Od początku roku do końca września towarzystwa ubezpieczeniowe zarobiły ponad 4 mld zł, o około 30 proc. więcej niż rok temu – wynika z szacunków „Parkietu”. Jest to jednak głównie zasługa zakładów oferujących ubezpieczenia na życie, których zyski poszły w górę o około 60 proc., do 2,87 mld zł. Firmy sprzedające polisy majątkowe zarobiły około 1,2 mld zł, czyli 10 proc. mniej niż przed rokiem.
[srodtytul]Bez PZU i Warty jest inaczej[/srodtytul]
Spadek rentowności towarzystw majątkowych będzie jeszcze bardziej widoczny, jeśli weźmiemy pod uwagę, że lider rynku, PZU, zwiększył zarobek o 8,5 proc., do 981 mln zł, głównie dzięki wyższym od planowanych zyskom z lokat. Gdyby pominąć go w obliczeniach, to okazałoby się, że dziewięć spośród dziesięciu największych – pod względem przypisu składki – towarzystw wypracowało w ciągu trzech kwartałów zaledwie 94,5 mln zł zysku, czyli o ponad 70 proc. mniej niż w analogicznym okresie 2008 r.

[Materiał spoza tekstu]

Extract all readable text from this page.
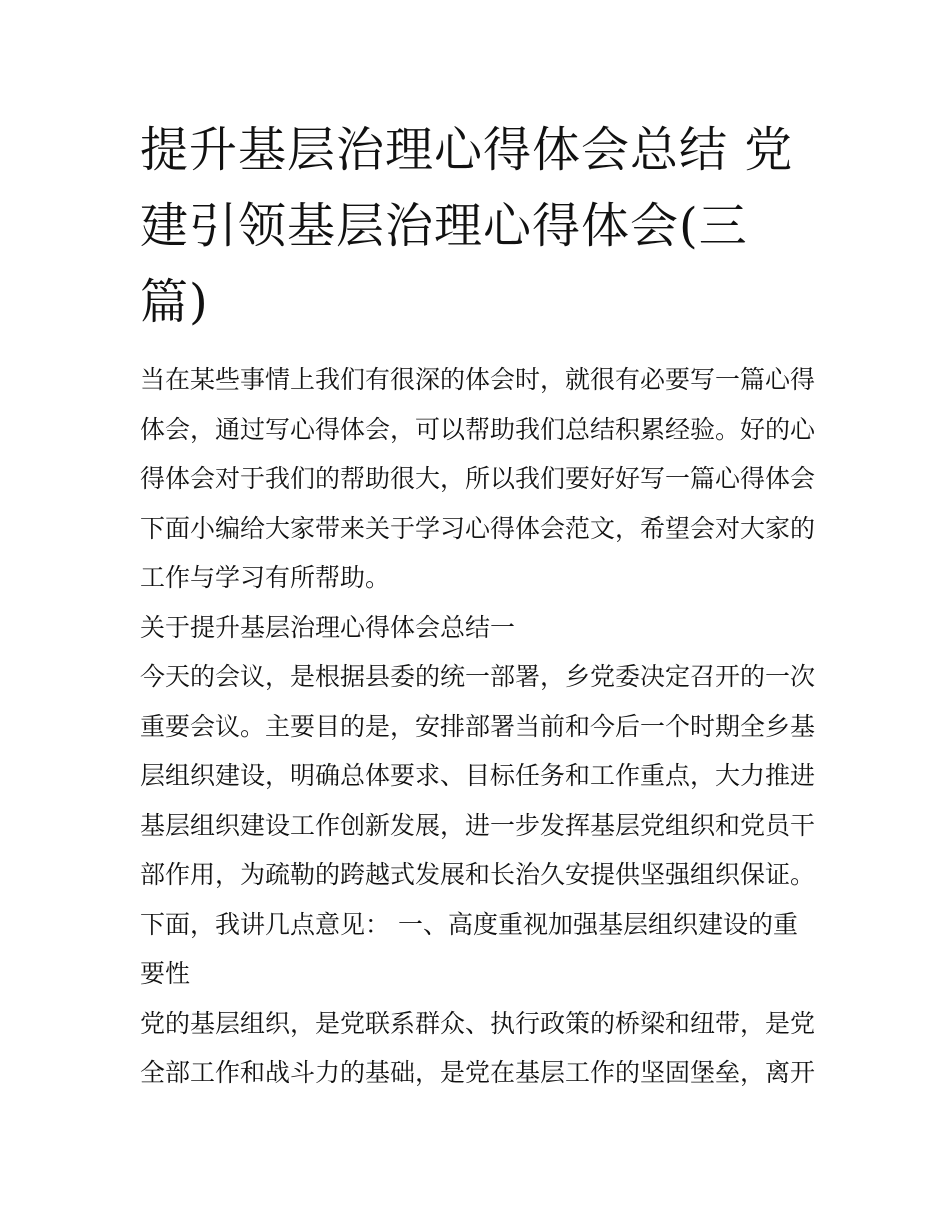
提升基层治理心得体会总结 党
建引领基层治理心得体会(三
篇)
当在某些事情上我们有很深的体会时，就很有必要写一篇心得
体会，通过写心得体会，可以帮助我们总结积累经验。好的心
得体会对于我们的帮助很大，所以我们要好好写一篇心得体会
下面小编给大家带来关于学习心得体会范文，希望会对大家的
工作与学习有所帮助。
关于提升基层治理心得体会总结一
今天的会议，是根据县委的统一部署，乡党委决定召开的一次
重要会议。主要目的是，安排部署当前和今后一个时期全乡基
层组织建设，明确总体要求、目标任务和工作重点，大力推进
基层组织建设工作创新发展，进一步发挥基层党组织和党员干
部作用，为疏勒的跨越式发展和长治久安提供坚强组织保证。
下面，我讲几点意见： 一、高度重视加强基层组织建设的重
要性
党的基层组织，是党联系群众、执行政策的桥梁和纽带，是党
全部工作和战斗力的基础，是党在基层工作的坚固堡垒，离开
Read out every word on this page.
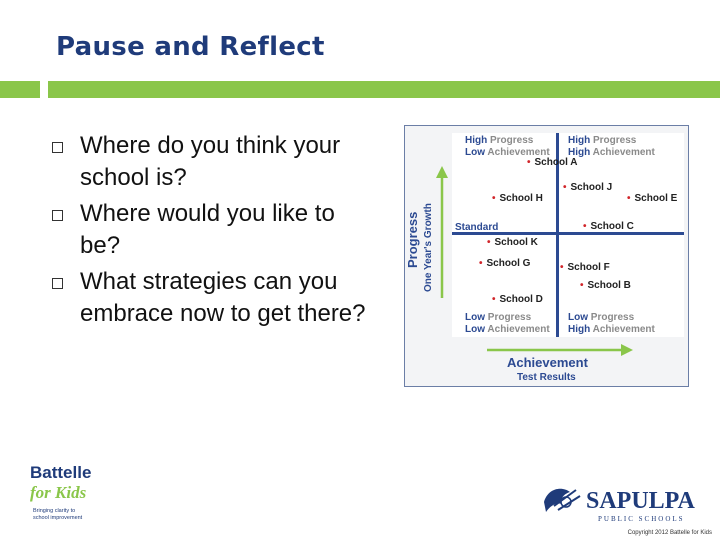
Pause and Reflect
Where do you think your school is?
Where would you like to be?
What strategies can you embrace now to get there?
High Progress
Low Achievement
High Progress
High Achievement
Low Progress
Low Achievement
Low Progress
High Achievement
Standard
• School A
• School H
• School J
• School E
• School C
• School K
• School G
•	School F
• School B
• School D
Progress One Year's Growth
Achievement
Test Results
Battelle
for Kids
Bringing clarity to
school improvement
SAPULPA
PUBLIC SCHOOLS
Copyright 2012 Battelle for Kids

Wyniki techniczne (z działalności podstawowej) uległy drastycznemu pogorszeniu. Ani jeden z pierwszej dziesiątki zakładów majątkowych – spośród tych, które je podały – nie poprawił wyniku operacyjnego. Można założyć, że generalnie wskaźnik ten pogorszył się, w porównaniu z analogicznym okresem ubiegłego roku, o około 70 proc. – Odzwierciedla to dużą presję konkurencyjną związaną z ogólną sytuacją gospodarczą. Prawdopodobnie przez jakiś czas ta tendencja utrzyma się – uważa Iwona Kozera z Ernst & Young.
W opinii Krzysztofa Lipskiego z KPMG może to być też widoczny efekt nasilenia się przestępczości ubezpieczeniowej, co jest typowe, jego zdaniem, dla okresu kryzysu.